2. Social media domination
At some point along the way Eric Koston appointed himself KOTR11’s all-points shit talker, weighing in on rival teams’ struggles to produce usable footage or have a backpack that does not look like a van, or randomly putting folks on blast as he saw fit. Several of his online quips are collected here.

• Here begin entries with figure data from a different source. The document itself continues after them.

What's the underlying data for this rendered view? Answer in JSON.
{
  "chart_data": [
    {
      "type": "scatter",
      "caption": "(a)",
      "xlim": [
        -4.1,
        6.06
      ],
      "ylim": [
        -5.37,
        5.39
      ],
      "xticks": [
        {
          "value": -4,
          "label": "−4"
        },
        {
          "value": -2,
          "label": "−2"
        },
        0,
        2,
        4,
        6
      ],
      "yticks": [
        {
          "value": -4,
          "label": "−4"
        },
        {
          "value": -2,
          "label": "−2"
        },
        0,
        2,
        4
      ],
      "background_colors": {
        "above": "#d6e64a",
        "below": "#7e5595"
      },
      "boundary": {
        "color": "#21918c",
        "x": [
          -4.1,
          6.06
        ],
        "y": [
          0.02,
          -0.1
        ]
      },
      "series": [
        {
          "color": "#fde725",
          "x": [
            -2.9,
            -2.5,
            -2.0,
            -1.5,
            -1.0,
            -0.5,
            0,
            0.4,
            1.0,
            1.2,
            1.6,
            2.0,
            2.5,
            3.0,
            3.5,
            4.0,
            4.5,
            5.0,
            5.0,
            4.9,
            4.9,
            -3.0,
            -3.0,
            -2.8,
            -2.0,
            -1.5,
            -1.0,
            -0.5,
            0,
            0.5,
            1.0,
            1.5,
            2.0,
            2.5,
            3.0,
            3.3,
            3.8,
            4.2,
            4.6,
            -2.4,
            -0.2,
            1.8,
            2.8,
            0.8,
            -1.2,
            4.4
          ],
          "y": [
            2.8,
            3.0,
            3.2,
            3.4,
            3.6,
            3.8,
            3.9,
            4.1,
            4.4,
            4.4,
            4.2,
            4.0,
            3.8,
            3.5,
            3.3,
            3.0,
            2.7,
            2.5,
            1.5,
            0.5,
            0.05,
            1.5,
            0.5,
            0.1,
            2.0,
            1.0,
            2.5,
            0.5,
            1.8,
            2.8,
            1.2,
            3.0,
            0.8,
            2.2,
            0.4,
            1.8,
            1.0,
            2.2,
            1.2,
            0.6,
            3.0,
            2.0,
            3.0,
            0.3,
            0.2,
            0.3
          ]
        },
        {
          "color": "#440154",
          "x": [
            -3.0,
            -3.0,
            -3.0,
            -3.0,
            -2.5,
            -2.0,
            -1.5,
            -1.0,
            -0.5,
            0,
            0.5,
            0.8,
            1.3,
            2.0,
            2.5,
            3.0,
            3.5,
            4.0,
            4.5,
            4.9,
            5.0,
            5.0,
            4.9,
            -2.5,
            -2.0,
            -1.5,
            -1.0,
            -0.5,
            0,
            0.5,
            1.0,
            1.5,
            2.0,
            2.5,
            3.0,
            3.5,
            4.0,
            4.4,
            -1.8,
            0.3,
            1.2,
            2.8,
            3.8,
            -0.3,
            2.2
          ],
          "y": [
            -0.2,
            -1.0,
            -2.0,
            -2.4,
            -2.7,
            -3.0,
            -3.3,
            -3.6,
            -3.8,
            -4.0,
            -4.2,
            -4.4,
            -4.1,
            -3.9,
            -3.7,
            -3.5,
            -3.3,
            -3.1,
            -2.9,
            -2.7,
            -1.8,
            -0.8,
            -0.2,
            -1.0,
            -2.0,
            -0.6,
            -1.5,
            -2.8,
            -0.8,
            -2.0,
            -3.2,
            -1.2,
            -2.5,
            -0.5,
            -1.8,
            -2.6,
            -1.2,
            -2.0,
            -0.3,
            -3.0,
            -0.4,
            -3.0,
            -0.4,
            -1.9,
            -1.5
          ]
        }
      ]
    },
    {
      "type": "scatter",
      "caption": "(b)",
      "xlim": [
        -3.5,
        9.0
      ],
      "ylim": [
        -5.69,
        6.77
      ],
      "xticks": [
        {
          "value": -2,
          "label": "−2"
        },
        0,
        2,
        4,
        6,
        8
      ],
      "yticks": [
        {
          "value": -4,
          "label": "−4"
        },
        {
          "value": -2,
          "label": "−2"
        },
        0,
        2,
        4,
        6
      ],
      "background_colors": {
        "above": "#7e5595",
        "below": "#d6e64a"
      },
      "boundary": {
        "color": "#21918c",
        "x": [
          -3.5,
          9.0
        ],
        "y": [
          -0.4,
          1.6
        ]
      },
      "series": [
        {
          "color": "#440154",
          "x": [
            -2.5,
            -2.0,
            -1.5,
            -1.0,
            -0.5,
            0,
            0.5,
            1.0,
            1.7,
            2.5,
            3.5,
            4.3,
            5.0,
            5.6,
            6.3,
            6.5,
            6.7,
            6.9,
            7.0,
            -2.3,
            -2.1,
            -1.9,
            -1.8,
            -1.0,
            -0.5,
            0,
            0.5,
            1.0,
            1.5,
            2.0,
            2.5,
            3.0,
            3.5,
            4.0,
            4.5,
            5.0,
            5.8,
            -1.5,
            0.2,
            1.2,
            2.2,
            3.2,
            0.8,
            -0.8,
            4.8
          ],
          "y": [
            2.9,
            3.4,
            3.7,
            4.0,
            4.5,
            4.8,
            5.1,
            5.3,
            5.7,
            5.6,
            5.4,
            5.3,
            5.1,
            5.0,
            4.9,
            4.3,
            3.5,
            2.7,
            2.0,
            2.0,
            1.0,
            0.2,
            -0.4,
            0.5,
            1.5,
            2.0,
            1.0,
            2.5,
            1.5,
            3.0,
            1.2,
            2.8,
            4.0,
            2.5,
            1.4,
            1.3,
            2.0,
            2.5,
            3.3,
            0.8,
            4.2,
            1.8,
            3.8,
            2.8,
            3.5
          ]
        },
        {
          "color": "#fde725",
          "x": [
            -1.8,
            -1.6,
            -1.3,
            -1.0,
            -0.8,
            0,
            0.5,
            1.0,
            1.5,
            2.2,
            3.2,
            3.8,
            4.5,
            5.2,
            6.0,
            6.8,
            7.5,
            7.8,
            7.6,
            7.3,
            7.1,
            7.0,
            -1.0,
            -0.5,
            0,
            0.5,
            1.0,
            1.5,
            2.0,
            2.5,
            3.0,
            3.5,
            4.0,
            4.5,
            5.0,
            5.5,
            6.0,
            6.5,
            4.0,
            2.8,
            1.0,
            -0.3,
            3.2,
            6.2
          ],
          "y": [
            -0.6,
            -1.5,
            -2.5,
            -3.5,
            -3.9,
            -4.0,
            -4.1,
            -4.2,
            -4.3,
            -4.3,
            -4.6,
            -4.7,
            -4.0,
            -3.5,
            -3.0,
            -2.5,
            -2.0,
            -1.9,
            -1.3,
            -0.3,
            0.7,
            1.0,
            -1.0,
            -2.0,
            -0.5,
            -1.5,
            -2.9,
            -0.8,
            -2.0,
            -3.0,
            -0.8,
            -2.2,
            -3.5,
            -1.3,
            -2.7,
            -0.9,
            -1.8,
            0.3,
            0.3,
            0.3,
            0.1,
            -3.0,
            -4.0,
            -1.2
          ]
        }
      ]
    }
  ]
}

“Sounds like that pussy Dan Z hit the wall. KOTR ain’t for the weak.” -@erickoston
“@carmelcreeper all those pussies you’re rolling with sleep?? Fuck dat!” -@erickoston
“Why would you cover up this beauty with a shitty-ass dreamcatcher @jaredlucas” —@erickoston
“Boring as fuck” -@erickoston
“I’ll take all 3 of you guys in the octagon right now!!!” -@erickoston
“When I say “weak ass!”, you say “bitch!”….weak ass, bitch!!! ” —@erickoston
“@ham_n_cheese maybe if you got the fuck off instagram and shot a goddamn skate photo, your phone wouldn’t be dead” -@erickoston
“Awe that’s cute!! You guys have a van shaped just like the dakine backpacks you make” -@erickoston
3. Ghostly spirits
Whereas the other vans were assigned relatively benign starting points such as Seattle and El Paso, Nike began in Albuquerque, N.M., one of the most haunted cities in the U.S.A. The white paper “Haunted New Mexico: Ghosts of the Southwest” tells the legend of a hacienda that is haunted by spirits, and other bone-chilling stories. Is it possible, that Nike’s black van fell under the spell of a wayward phantasm, or they erroneously bought some haunted gas?
4. Internal group strife
All the pics of the Nike folks partying it up in the van are a classic cover for the stress of a group that is tearing itself apart in silence, or sometimes with sound. Shane Oneill quietly stepped off the merry-go-round as the competition heated up, despite (because of?) his team-manager egging him on to consume fast food and soda like his teammates Cory Kennedy and Grant Taylor. Tension was further ratcheted up by Phelps’ naming longtime Koston internet nemesis Leo Romero as Nike’s surprise guest, prompting a silent war fought with middle fingers and profane t-shirt designs.